Nonostante, i critici di Corbyn hanno scelto di dare la colpa al “Corbynism” e alla sua vasta serie di politiche economiche. Quell’agenda includeva la nazionalizzazione delle industrie principali, un New Deal verde, la banda larga universale, l’aumento del salario minimo, la rottamazione delle tasse universitarie, l’abolizione delle scuole private e altro ancora.

Quando Tony Blair, il primo ministro laburista più a lungo in carica nella storia del Regno Unito, ha offerto la sua analisi della sconfitta del partito in un discorso a Londra la scorsa settimana, ha preso di mira le proposte di Corbyn. “Non ha mai fatto appello agli elettori laburisti tradizionali, non farà mai appello a loro, e ha rappresentato per loro una combinazione di ideologia sbagliata e inettitudine terminale che hanno trovato insultante”, ha detto.

I dati non sono così certi. Gli obiettivi climatici del Green New Deal laburista sono sostenuti dal 56% del pubblico, compreso il 47% dei conservatori; il 60% degli elettori approva la nazionalizzazione delle ferrovie britanniche; e il 62% del pubblico sostiene l’iniziativa della banda larga.

Per un paese il cui politico più popolare, Boris Johnson, gode dell’approvazione solo del 35% dell’opinione pubblica, e la cui questione principale, la Brexit, è abbracciata solo dal 46% dell’opinione pubblica, la popolarità del manifesto elettorale del suo avversario è stata insolitamente alta. Abbandonare quell’agenda, come suggeriscono una manciata di ex e attuali legislatori laburisti, rischia di minare la popolarità che ancora sostiene il partito.

“Se il Labour si sposta a destra, sarà il momento per noi di pensare a organizzarci fuori dal partito”, dice Alex Stoffel, un attivista del Labour for a Green New Deal e un membro di Momentum, il gruppo di base che ha spinto Corbyn al potere.

Per ora, la “guerra civile” all’interno del partito che lo stratega laburista Hazarika ha avvertito deve ancora scoppiare.

I principali contendenti per sostituire Corbyn – Rebecca Long-Bailey, Keir Starmer, Lisa Nandy e Emily Thornberry – hanno servito nella leadership parlamentare del Labour e hanno finora mantenuto il loro sostegno alle politiche di Corbyn. La sua agenda rimane popolare tra i membri ordinari del partito e alcuni dei grandi sindacati che giocheranno un ruolo cruciale nella scelta del prossimo leader laburista.

Ma trovare un leader che possa fare appello sia al partito che al paese è diventato un doppio ostacolo scoraggiante per coloro che si concentrano sulla vittoria alle prossime elezioni del 2024. Jess Phillips, una parlamentare più moderata, ma anche più decisa, è stata ampiamente discussa come un candidato promettente, ma la sua mancanza di credenziali di sinistra e i suoi passati litigi con Corbyn sembrano aver inasprito le sue quotazioni, secondo i mercati delle scommesse in Gran Bretagna.

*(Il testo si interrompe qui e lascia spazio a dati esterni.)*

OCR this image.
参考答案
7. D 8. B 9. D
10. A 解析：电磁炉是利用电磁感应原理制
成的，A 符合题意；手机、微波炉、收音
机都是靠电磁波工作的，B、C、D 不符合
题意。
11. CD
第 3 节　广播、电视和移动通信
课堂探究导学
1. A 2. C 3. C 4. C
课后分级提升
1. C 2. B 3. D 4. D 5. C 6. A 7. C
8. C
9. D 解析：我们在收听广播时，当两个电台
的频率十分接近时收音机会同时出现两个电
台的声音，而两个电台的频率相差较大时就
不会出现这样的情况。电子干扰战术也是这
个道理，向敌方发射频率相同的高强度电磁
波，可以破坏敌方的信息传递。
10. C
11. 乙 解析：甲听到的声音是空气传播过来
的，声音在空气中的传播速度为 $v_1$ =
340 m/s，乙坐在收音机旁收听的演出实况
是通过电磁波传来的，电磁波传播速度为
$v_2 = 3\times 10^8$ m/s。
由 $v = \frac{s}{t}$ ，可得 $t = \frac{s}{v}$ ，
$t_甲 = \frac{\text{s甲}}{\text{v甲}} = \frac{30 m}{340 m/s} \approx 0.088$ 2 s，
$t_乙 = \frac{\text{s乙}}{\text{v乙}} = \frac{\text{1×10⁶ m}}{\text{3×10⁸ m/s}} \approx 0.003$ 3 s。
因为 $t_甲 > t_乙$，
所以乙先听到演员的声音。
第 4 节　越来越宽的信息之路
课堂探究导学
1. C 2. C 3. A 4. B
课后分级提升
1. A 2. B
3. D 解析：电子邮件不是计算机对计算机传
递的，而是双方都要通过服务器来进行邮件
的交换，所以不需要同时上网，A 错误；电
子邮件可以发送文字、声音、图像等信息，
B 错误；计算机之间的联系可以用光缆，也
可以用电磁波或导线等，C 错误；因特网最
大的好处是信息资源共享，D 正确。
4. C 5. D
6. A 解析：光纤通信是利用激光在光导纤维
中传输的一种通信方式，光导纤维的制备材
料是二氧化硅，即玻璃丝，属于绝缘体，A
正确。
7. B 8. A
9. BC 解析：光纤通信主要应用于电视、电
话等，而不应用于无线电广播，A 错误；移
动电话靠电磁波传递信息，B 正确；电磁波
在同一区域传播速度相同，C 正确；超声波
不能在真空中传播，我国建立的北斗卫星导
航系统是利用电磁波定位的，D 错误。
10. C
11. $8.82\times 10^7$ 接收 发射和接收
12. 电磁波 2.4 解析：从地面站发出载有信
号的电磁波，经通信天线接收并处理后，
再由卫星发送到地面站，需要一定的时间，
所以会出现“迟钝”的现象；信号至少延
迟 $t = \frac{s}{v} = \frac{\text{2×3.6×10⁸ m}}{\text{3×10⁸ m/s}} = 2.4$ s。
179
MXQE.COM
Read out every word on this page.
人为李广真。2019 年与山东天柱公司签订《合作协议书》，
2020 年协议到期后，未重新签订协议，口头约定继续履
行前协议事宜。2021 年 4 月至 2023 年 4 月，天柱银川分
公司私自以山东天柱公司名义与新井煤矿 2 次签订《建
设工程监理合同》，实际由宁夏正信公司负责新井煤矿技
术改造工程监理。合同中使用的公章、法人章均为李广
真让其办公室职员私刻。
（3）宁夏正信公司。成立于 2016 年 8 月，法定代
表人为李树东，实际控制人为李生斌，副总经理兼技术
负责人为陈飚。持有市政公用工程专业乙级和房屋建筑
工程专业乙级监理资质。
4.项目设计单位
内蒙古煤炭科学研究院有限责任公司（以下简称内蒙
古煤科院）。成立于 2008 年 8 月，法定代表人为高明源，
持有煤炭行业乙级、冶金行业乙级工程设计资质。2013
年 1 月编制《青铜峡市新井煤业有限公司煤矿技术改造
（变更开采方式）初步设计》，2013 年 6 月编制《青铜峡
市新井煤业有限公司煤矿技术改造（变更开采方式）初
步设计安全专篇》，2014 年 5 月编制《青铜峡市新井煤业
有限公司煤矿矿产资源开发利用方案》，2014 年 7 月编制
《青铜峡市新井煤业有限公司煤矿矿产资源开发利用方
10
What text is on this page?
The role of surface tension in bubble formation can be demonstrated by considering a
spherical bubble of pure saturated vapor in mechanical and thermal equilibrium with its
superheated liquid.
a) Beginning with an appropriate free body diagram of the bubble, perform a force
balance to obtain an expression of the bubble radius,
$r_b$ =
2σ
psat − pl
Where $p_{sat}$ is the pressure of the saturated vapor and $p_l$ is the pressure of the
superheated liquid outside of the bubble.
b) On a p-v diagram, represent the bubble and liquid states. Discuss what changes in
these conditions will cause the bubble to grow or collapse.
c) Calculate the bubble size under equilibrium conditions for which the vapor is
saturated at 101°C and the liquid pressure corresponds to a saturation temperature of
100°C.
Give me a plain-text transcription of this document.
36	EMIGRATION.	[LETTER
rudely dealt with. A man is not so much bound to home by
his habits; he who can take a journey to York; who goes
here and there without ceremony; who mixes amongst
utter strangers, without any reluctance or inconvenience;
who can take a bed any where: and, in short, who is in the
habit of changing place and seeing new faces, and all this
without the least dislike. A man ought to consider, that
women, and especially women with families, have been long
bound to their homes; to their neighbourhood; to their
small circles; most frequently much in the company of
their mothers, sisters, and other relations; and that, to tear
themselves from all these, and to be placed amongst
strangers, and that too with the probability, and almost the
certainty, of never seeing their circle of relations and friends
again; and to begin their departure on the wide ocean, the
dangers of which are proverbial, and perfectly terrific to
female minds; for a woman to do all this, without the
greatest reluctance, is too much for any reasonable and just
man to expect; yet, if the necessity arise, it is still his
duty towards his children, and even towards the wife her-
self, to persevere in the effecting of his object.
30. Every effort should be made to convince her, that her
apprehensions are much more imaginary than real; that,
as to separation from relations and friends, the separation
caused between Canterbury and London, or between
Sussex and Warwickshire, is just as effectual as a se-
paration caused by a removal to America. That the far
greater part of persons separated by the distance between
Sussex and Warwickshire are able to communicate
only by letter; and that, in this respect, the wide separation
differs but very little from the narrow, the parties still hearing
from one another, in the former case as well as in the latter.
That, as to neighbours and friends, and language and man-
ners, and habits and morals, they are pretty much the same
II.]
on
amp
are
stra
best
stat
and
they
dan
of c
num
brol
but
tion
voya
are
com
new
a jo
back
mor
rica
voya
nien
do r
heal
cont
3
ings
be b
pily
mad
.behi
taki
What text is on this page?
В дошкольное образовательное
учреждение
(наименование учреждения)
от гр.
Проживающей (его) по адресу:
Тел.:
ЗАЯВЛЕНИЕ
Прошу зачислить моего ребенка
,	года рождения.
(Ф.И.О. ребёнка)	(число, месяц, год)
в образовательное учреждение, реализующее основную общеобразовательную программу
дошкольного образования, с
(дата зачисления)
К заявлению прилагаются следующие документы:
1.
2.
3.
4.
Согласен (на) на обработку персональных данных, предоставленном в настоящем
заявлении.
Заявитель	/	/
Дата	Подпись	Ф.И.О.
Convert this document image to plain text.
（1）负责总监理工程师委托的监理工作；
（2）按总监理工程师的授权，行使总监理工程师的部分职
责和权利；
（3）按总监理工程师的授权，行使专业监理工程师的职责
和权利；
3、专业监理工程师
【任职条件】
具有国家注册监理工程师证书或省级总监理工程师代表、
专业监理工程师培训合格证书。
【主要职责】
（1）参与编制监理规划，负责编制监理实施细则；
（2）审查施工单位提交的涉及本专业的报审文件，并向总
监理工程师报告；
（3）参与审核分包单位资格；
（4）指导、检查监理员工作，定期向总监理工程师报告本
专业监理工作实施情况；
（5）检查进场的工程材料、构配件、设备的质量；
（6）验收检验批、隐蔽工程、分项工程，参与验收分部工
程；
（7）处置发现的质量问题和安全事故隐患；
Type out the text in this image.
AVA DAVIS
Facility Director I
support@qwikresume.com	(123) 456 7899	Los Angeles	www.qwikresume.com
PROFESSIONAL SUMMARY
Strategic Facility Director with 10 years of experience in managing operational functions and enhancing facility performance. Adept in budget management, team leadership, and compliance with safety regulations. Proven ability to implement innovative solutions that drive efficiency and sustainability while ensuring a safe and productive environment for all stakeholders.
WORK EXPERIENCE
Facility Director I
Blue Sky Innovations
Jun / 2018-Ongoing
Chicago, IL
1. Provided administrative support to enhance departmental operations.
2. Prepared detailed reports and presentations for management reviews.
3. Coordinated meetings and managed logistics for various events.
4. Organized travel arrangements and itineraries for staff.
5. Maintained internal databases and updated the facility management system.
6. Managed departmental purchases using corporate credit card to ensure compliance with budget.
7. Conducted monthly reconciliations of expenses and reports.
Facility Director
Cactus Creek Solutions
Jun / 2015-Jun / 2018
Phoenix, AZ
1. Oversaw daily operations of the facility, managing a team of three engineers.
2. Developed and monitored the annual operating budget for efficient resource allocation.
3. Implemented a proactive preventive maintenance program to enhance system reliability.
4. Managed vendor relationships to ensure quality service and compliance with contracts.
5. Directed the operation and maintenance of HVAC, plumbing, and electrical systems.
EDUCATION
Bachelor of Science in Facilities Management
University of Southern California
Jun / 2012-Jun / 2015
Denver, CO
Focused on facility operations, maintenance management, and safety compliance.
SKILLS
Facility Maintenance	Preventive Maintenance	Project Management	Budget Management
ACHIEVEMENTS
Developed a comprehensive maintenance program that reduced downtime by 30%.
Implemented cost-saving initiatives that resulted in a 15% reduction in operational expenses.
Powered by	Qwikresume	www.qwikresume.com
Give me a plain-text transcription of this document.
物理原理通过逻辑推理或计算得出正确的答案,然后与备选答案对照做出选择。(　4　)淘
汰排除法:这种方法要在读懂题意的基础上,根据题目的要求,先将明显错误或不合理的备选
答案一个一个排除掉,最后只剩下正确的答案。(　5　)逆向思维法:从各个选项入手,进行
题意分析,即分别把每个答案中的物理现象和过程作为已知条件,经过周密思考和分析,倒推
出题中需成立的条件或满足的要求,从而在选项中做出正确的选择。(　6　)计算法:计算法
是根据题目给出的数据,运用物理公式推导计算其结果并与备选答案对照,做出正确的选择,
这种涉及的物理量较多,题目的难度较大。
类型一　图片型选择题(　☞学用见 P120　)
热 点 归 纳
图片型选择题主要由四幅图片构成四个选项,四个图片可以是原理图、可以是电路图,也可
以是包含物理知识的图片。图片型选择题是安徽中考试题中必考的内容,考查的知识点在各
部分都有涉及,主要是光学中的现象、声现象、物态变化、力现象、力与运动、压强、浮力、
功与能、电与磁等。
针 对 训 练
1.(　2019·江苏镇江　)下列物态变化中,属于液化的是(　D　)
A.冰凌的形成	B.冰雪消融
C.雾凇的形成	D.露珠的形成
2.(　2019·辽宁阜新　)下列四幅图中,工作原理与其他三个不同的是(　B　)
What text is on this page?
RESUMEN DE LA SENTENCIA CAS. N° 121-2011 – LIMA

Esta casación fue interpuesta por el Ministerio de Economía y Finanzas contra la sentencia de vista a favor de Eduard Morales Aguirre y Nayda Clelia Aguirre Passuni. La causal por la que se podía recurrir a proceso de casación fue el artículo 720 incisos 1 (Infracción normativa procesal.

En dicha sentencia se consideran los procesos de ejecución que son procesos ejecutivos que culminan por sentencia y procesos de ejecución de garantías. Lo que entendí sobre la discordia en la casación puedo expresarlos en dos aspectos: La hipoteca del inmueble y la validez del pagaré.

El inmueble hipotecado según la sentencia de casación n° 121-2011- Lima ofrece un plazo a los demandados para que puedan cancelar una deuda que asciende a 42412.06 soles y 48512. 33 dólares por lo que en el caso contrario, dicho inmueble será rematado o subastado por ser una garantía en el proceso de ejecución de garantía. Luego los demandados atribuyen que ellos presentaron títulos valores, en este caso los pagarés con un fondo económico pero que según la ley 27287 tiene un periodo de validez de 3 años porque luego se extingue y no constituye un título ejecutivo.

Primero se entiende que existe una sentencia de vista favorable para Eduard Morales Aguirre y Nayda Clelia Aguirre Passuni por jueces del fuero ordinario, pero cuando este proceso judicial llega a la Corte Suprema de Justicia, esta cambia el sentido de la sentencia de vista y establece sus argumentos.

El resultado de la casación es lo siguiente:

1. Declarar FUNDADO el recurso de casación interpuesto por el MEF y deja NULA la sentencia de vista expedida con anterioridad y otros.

“Per tornare al governo tra cinque anni dovremmo scegliere un candidato forte e ragionevole che possa riconciliare le due ali del partito”, dice uno staffer di un alto legislatore laburista. Lo staffer ha rifiutato di essere nominato per parlare candidamente del clima attuale all’interno del partito. “Ma non sono sicuro che ci riusciremo.